OPEC increased its total oil production by 131,000 barrels per day (bpd) in January even though oversupply has been a major reason for falling oil prices, according to data issued by the cartel.

Chow, for his part, reminded that the OPEC talks on a coordinated production cut were more successful in the past when the market is beginning to turn to a better balance, not when such a large gap exists between supply and demand.

“Non-OPEC supply is declining very slowly and demand growth is weak in spite of low prices. Most observers expect supply and demand to come to better balance by the end of 2016. In the meantime, inventories continue to grow,” he said.

He believes oil prices may be stabilizing around $30 in the short term, as price rise from current levels will require time for supply to decline and demand growth to recover.

The global oil market has been hit since the mid-2014, losing about 70 percent of its value.
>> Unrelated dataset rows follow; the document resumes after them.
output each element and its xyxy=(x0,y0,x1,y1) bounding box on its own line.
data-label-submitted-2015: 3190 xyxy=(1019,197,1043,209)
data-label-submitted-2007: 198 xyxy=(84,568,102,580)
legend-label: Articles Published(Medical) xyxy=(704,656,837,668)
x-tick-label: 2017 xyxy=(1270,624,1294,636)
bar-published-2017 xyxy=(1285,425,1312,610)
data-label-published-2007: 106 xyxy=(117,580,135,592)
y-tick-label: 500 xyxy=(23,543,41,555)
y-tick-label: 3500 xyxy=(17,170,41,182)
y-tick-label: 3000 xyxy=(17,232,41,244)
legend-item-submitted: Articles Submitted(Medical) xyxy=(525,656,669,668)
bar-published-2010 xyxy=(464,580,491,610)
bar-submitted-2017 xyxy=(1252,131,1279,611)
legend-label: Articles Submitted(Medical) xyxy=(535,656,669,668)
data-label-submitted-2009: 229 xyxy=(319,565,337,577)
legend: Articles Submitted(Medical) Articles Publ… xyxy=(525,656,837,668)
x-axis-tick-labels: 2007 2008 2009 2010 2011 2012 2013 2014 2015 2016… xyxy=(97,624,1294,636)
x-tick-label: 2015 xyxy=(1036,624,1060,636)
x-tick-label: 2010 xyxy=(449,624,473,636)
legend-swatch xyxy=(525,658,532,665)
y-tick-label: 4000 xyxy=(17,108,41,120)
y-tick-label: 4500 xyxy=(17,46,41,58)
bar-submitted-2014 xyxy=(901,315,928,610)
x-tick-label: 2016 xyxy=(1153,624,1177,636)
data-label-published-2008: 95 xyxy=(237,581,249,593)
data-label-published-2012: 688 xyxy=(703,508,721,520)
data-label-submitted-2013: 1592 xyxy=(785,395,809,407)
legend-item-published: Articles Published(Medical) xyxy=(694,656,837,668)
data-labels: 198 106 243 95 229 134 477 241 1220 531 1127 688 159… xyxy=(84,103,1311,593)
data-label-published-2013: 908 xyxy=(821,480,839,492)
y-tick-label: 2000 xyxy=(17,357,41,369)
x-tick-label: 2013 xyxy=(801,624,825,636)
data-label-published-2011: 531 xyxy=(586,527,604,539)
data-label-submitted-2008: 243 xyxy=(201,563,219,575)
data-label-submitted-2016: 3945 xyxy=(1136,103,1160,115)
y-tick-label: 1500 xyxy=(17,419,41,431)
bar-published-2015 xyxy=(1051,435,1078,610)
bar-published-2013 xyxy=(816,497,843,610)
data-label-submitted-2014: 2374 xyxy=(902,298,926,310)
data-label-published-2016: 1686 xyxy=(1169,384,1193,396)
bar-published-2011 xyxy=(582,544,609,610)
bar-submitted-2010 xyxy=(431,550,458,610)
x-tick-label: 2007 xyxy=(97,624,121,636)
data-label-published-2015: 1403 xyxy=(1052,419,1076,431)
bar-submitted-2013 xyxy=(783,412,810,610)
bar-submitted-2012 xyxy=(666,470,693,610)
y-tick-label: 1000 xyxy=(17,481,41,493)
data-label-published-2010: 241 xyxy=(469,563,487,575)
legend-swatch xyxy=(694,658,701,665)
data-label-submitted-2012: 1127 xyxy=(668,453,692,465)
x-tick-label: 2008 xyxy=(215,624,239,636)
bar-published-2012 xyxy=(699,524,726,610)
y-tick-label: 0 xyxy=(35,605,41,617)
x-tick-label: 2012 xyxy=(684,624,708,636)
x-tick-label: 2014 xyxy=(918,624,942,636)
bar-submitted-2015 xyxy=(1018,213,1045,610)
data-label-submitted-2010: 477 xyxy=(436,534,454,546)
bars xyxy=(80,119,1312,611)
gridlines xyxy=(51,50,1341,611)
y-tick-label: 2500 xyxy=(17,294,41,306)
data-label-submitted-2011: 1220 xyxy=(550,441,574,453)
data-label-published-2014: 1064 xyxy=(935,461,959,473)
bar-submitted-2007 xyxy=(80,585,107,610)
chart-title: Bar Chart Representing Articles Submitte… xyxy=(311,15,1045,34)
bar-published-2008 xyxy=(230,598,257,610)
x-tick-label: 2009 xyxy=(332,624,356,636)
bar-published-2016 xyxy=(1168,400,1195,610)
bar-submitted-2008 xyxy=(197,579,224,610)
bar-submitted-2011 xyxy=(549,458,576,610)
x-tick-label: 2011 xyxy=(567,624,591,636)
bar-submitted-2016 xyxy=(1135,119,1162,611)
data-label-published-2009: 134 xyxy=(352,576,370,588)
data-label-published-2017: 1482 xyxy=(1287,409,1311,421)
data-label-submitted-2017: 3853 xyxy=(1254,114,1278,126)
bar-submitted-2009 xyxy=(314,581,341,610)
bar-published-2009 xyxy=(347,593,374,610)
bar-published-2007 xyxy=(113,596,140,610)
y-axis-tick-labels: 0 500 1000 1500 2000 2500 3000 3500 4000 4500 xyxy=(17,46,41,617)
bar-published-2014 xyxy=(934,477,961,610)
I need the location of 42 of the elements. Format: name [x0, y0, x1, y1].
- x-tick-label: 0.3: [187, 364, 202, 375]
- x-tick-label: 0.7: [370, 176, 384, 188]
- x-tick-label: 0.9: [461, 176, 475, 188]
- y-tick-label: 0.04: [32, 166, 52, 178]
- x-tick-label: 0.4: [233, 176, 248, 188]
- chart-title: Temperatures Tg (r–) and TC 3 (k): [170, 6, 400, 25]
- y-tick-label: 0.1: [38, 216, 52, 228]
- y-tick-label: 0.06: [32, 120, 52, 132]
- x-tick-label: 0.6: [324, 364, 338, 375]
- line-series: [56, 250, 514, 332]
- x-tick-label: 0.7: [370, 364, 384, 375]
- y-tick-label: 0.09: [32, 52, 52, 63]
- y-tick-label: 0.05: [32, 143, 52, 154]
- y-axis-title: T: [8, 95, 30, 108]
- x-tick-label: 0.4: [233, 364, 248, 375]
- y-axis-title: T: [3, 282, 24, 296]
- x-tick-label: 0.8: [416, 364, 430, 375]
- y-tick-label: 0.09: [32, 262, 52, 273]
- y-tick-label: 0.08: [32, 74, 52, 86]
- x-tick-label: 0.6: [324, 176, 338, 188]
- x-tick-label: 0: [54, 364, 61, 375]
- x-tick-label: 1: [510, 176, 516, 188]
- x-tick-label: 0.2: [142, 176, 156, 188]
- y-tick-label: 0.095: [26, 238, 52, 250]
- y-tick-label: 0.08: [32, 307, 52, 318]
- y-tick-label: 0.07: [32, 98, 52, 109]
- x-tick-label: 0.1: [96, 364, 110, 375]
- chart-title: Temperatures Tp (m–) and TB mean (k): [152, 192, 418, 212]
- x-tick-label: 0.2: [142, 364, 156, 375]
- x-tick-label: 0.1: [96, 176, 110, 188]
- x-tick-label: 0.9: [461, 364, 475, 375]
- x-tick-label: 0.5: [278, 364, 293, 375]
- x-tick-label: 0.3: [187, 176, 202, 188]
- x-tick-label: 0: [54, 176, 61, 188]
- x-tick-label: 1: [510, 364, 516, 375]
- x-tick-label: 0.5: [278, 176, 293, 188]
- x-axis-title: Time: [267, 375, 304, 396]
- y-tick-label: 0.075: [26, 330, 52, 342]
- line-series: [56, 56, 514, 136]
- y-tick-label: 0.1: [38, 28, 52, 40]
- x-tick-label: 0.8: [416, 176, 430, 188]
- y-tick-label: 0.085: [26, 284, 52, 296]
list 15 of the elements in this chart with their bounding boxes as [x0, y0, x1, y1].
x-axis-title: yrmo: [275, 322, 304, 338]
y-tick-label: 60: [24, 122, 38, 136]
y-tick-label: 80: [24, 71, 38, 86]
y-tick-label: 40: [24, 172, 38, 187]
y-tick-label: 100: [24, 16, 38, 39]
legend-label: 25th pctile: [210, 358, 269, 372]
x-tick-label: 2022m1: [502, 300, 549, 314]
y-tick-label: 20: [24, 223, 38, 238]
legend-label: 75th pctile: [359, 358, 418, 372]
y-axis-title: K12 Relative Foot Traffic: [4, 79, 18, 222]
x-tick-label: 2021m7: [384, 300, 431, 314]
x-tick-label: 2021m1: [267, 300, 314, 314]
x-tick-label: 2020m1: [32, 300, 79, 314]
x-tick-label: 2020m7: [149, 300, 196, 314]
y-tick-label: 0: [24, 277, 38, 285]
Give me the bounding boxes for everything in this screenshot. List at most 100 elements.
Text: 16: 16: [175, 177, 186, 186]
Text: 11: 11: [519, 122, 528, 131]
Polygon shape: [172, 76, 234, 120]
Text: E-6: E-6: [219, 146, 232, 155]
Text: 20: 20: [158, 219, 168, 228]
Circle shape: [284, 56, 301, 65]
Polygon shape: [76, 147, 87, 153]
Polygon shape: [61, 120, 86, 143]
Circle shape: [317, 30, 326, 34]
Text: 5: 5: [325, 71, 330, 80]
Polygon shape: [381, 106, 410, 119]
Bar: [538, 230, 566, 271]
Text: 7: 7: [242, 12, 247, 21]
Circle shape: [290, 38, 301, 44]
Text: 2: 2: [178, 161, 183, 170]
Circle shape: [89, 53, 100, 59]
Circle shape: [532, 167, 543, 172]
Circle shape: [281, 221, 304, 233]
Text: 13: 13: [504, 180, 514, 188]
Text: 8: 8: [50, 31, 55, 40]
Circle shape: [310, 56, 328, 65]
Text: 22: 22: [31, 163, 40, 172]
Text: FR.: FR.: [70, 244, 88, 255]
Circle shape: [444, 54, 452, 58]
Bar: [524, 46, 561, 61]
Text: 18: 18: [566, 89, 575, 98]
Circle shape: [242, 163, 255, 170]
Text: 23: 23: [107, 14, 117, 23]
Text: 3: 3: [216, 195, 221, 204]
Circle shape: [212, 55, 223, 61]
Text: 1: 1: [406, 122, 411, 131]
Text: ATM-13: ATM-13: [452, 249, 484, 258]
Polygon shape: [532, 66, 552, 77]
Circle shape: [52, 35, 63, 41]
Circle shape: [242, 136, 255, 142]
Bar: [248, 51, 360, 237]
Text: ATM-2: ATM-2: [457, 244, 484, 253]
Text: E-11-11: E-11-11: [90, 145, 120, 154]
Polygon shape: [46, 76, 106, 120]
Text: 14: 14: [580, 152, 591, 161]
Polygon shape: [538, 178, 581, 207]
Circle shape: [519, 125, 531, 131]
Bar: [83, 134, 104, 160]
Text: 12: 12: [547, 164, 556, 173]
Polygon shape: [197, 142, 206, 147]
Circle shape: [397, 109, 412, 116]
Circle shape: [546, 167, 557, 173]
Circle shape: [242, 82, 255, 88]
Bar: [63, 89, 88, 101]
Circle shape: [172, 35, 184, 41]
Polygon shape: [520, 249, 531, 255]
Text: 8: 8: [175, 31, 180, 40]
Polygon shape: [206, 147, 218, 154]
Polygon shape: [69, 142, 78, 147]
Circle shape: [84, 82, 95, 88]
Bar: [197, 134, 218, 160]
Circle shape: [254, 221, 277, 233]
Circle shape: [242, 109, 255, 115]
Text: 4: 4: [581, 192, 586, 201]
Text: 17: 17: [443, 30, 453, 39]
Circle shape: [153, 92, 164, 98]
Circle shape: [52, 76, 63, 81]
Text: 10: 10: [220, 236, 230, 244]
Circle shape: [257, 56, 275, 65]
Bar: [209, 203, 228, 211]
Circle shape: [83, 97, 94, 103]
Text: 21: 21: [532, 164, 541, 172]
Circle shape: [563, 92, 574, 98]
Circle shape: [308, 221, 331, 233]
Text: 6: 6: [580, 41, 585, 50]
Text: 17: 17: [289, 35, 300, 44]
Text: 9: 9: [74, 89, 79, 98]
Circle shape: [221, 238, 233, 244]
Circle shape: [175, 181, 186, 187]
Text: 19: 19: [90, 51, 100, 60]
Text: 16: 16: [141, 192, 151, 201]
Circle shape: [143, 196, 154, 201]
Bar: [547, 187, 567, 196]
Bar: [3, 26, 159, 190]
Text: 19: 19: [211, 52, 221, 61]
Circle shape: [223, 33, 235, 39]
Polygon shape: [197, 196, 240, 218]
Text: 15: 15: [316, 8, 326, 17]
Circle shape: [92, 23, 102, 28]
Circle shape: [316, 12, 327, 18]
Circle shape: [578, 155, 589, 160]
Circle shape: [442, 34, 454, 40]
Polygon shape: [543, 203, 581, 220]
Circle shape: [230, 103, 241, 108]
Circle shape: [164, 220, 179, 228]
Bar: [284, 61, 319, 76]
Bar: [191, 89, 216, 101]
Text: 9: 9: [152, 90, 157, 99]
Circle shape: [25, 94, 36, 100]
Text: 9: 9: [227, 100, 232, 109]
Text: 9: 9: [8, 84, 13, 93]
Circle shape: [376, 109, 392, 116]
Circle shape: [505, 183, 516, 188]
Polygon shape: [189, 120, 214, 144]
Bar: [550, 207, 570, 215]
Oil prices have crashed from above $100 a barrel in July 2014 to under $30. The OPEC has refused to budge on the flooded market, keeping in place a 30 million barrel a day production ceiling.

OPEC will maintain its market share of around 40 percent, increasing output by 7 million barrels per day (bpd) to 44 million bpd by 2035, according to the recently published BP Energy Outlook.

“OPEC is assumed to respond to the stronger growth in tight oil by increasing its own production in order to maintain its market share,” BP said in a report.